Yoda Hiromi, Abe Kazuya, Takeo Hideya, Takamura-Enya Takeji, Koike-Takeshita Ayumi
Biomedical Research Center, Kanagawa Institute of Technology, 1030 Shimo-Ogino, Atsugi, Kanagawa, 243-0292, Japan.
Department of Applied Biosciences, Kanagawa Institute of Technology, Atsugi, Japan.
Genes Environ. 2024 Apr 24;46(1):11. doi: 10.1186/s41021-024-00305-9.
An in vitro micronucleus assay is a standard genotoxicity test. Although the technique and interpretation of the results are simple, manual counting of the total and micronucleus-containing cells in a microscopic field is tedious. To address this issue, several systems have been developed for quick and efficient micronucleus counting, including flow cytometry and automated detection based on specialized software and detection systems that analyze images.

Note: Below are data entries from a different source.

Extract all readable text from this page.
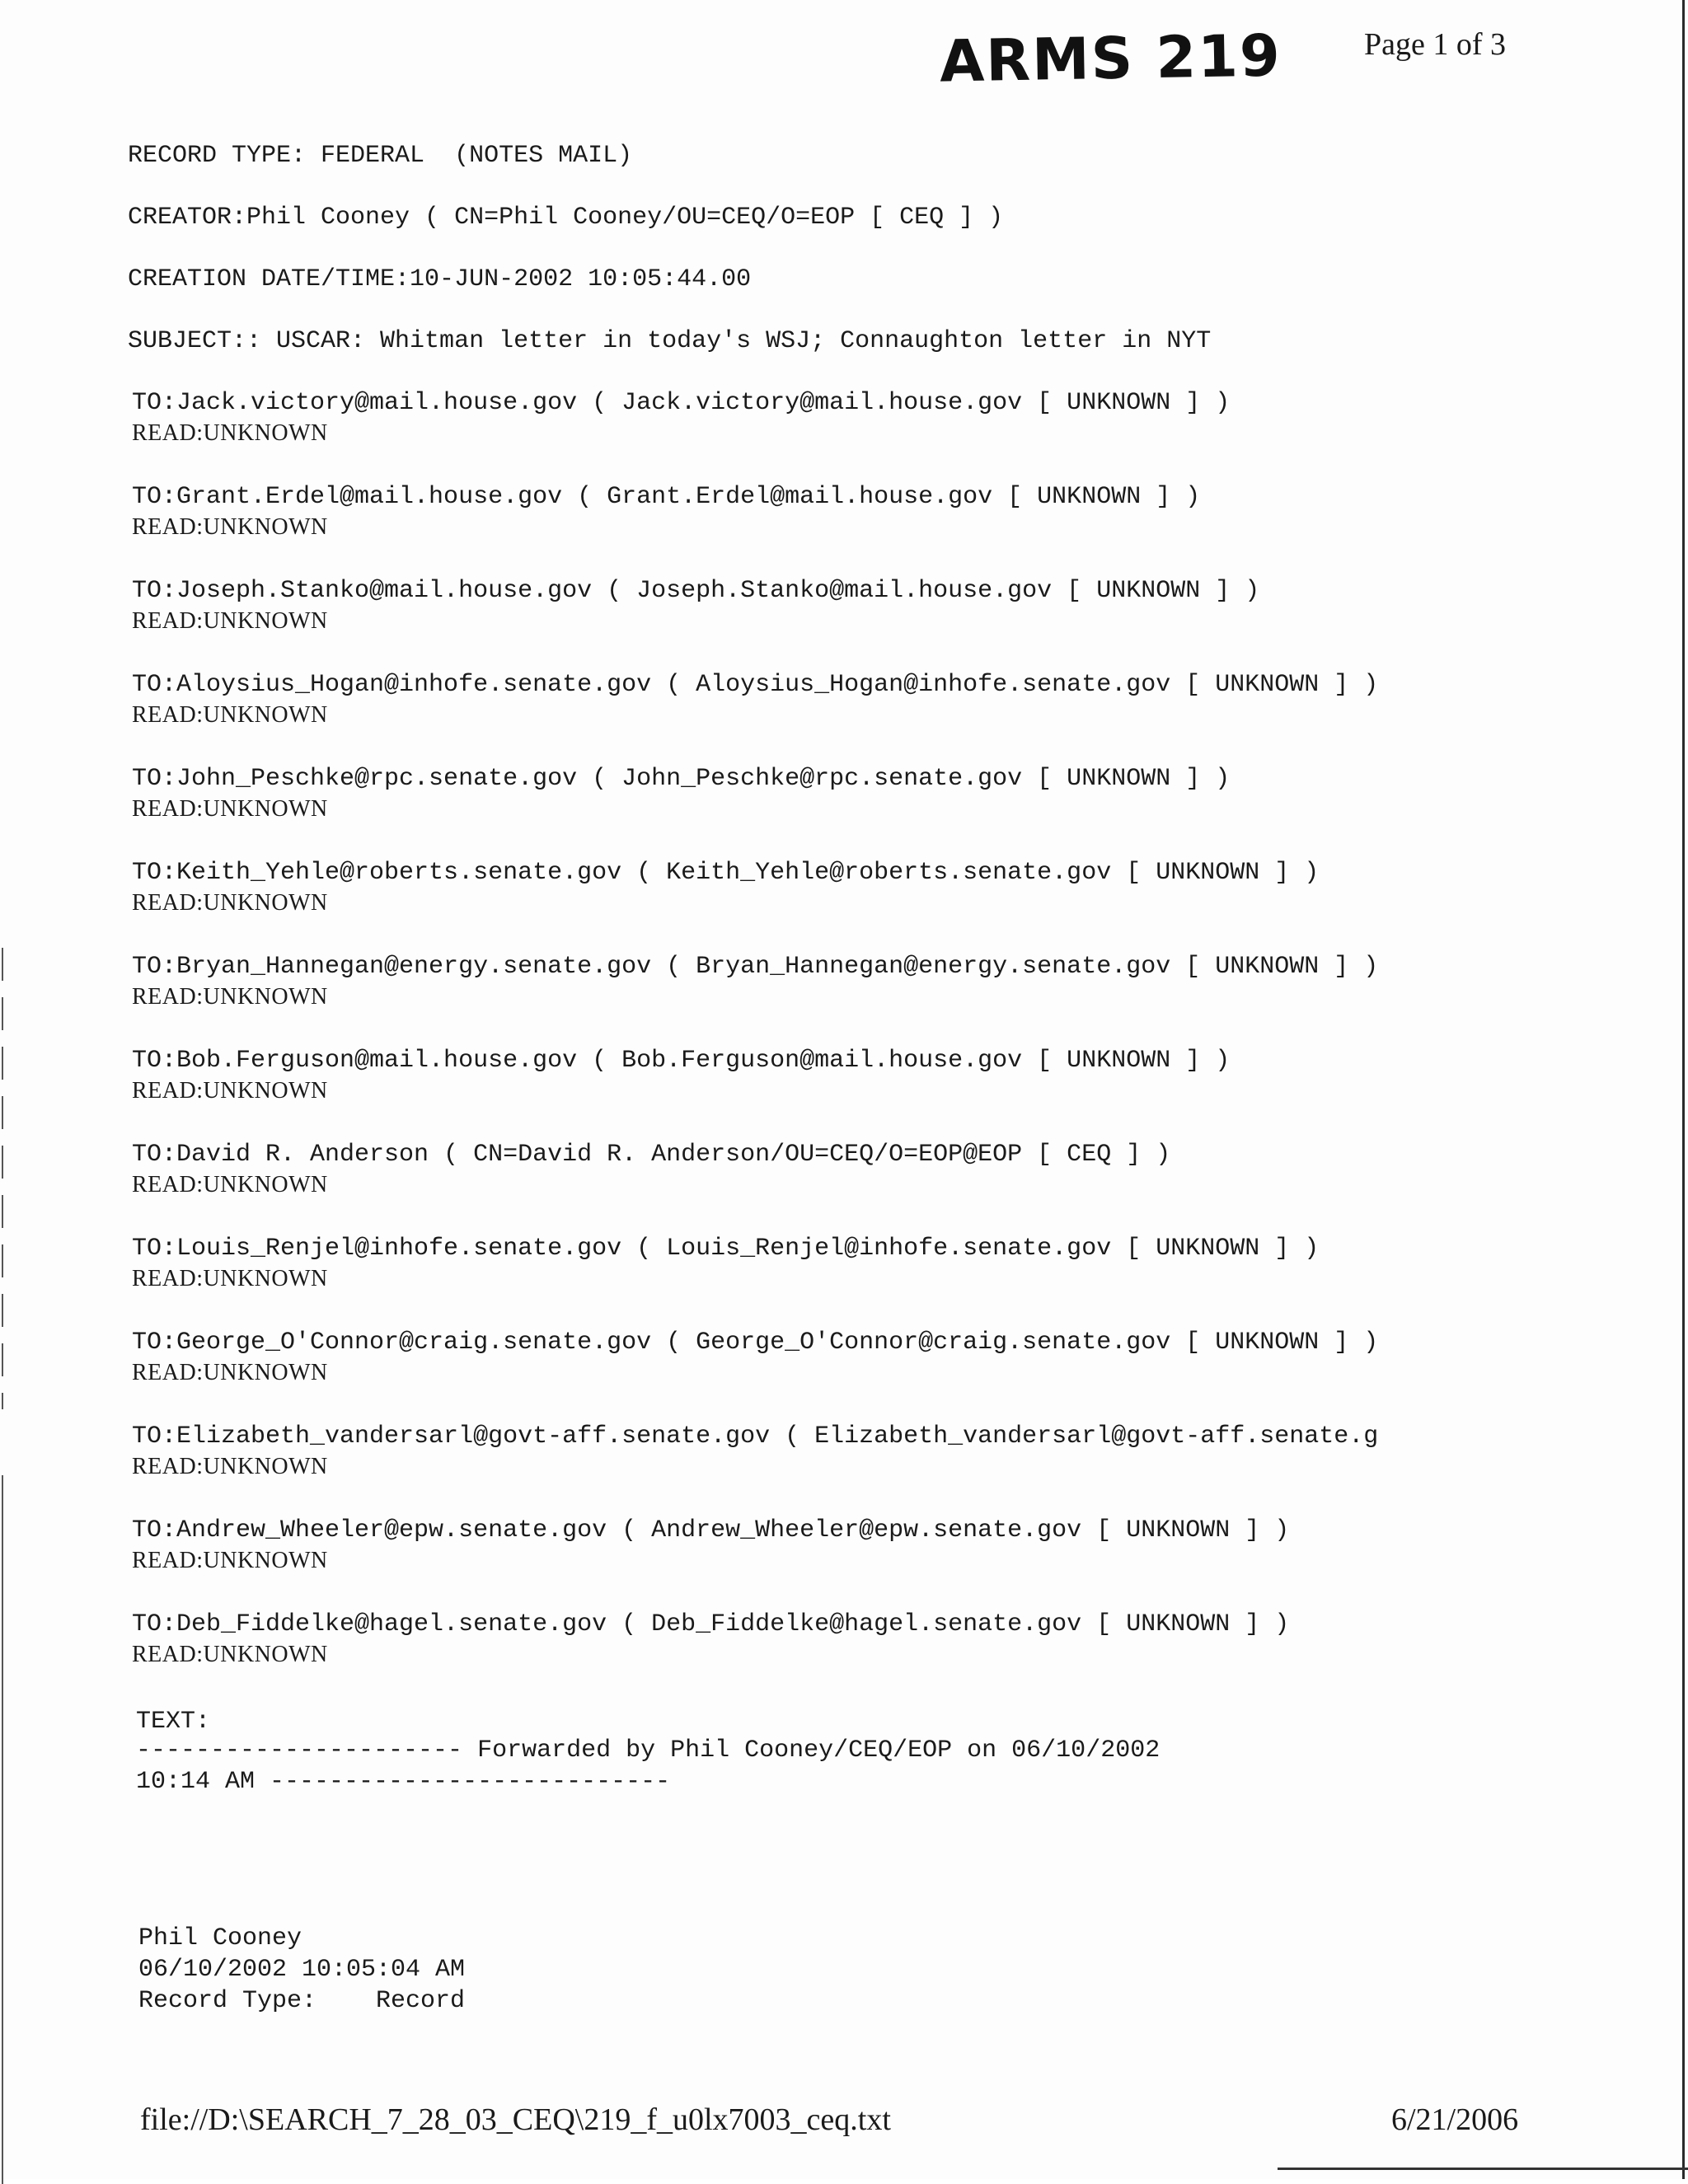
ARMS 219	Page 1 of 3
RECORD TYPE: FEDERAL  (NOTES MAIL)
CREATOR:Phil Cooney ( CN=Phil Cooney/OU=CEQ/O=EOP [ CEQ ] )
CREATION DATE/TIME:10-JUN-2002 10:05:44.00
SUBJECT:: USCAR: Whitman letter in today's WSJ; Connaughton letter in NYT
TO:Jack.victory@mail.house.gov ( Jack.victory@mail.house.gov [ UNKNOWN ] )
READ:UNKNOWN
TO:Grant.Erdel@mail.house.gov ( Grant.Erdel@mail.house.gov [ UNKNOWN ] )
READ:UNKNOWN
TO:Joseph.Stanko@mail.house.gov ( Joseph.Stanko@mail.house.gov [ UNKNOWN ] )
READ:UNKNOWN
TO:Aloysius_Hogan@inhofe.senate.gov ( Aloysius_Hogan@inhofe.senate.gov [ UNKNOWN ] )
READ:UNKNOWN
TO:John_Peschke@rpc.senate.gov ( John_Peschke@rpc.senate.gov [ UNKNOWN ] )
READ:UNKNOWN
TO:Keith_Yehle@roberts.senate.gov ( Keith_Yehle@roberts.senate.gov [ UNKNOWN ] )
READ:UNKNOWN
TO:Bryan_Hannegan@energy.senate.gov ( Bryan_Hannegan@energy.senate.gov [ UNKNOWN ] )
READ:UNKNOWN
TO:Bob.Ferguson@mail.house.gov ( Bob.Ferguson@mail.house.gov [ UNKNOWN ] )
READ:UNKNOWN
TO:David R. Anderson ( CN=David R. Anderson/OU=CEQ/O=EOP@EOP [ CEQ ] )
READ:UNKNOWN
TO:Louis_Renjel@inhofe.senate.gov ( Louis_Renjel@inhofe.senate.gov [ UNKNOWN ] )
READ:UNKNOWN
TO:George_O'Connor@craig.senate.gov ( George_O'Connor@craig.senate.gov [ UNKNOWN ] )
READ:UNKNOWN
TO:Elizabeth_vandersarl@govt-aff.senate.gov ( Elizabeth_vandersarl@govt-aff.senate.g
READ:UNKNOWN
TO:Andrew_Wheeler@epw.senate.gov ( Andrew_Wheeler@epw.senate.gov [ UNKNOWN ] )
READ:UNKNOWN
TO:Deb_Fiddelke@hagel.senate.gov ( Deb_Fiddelke@hagel.senate.gov [ UNKNOWN ] )
READ:UNKNOWN
TEXT:
---------------------- Forwarded by Phil Cooney/CEQ/EOP on 06/10/2002
10:14 AM ---------------------------
Phil Cooney
06/10/2002 10:05:04 AM
Record Type:    Record
file://D:\SEARCH_7_28_03_CEQ\219_f_u0lx7003_ceq.txt	6/21/2006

Here, we present a simple and effective method for automated micronucleus counting using image recognition technology. Our process involves separating the RGB channels in a color micrograph of cells stained with acridine orange. The cell nuclei and micronuclei were detected by scaling the G image, whereas the cytoplasm was recognized from a composite image of the R and G images. Finally, we identified cells with overlapping cytoplasm and micronuclei as micronucleated cells, and the application displayed the number of micronucleated cells and the total number of cells. Our method yielded results that were comparable to manually measured values.
Our micronucleus detection (MN/cell detection software) system can accurately detect the total number of cells and micronucleus-forming cells in microscopic images with the same level of precision as achieved through manual counting. The accuracy of micronucleus numbers depends on the cell staining conditions; however, the software has options by which users can easily manually optimize parameters such as threshold, denoise, and binary to achieve the best results. The optimization process is easy to handle and requires less effort, making it an efficient way to obtain accurate results.
体外微核试验是一种标准的遗传毒性试验。尽管该技术和结果解读很简单,但在显微镜视野中手动计数总细胞数和含微核细胞数很繁琐。为解决这一问题,已开发出多种系统用于快速高效的微核计数,包括流式细胞术以及基于专门软件和图像分析检测系统的自动检测。
在此,我们提出一种使用图像识别技术进行自动微核计数的简单有效方法。我们的过程包括在吖啶橙染色的细胞彩色显微照片中分离RGB通道。通过缩放G图像检测细胞核和微核,而从R和G图像的合成图像中识别细胞质。最后,我们将细胞质和微核重叠的细胞识别为微核化细胞,该应用程序显示了微核化细胞的数量和细胞总数。我们的方法产生的结果与手动测量值相当。
我们的微核检测(MN/细胞检测软件)系统能够以与手动计数相同的精度准确检测显微图像中的细胞总数和形成微核的细胞数。微核数量的准确性取决于细胞染色条件;然而,该软件有一些选项,用户可以通过这些选项轻松手动优化诸如阈值、去噪和二值化等参数以获得最佳结果。优化过程易于操作且所需工作量较少,是获得准确结果的有效方法。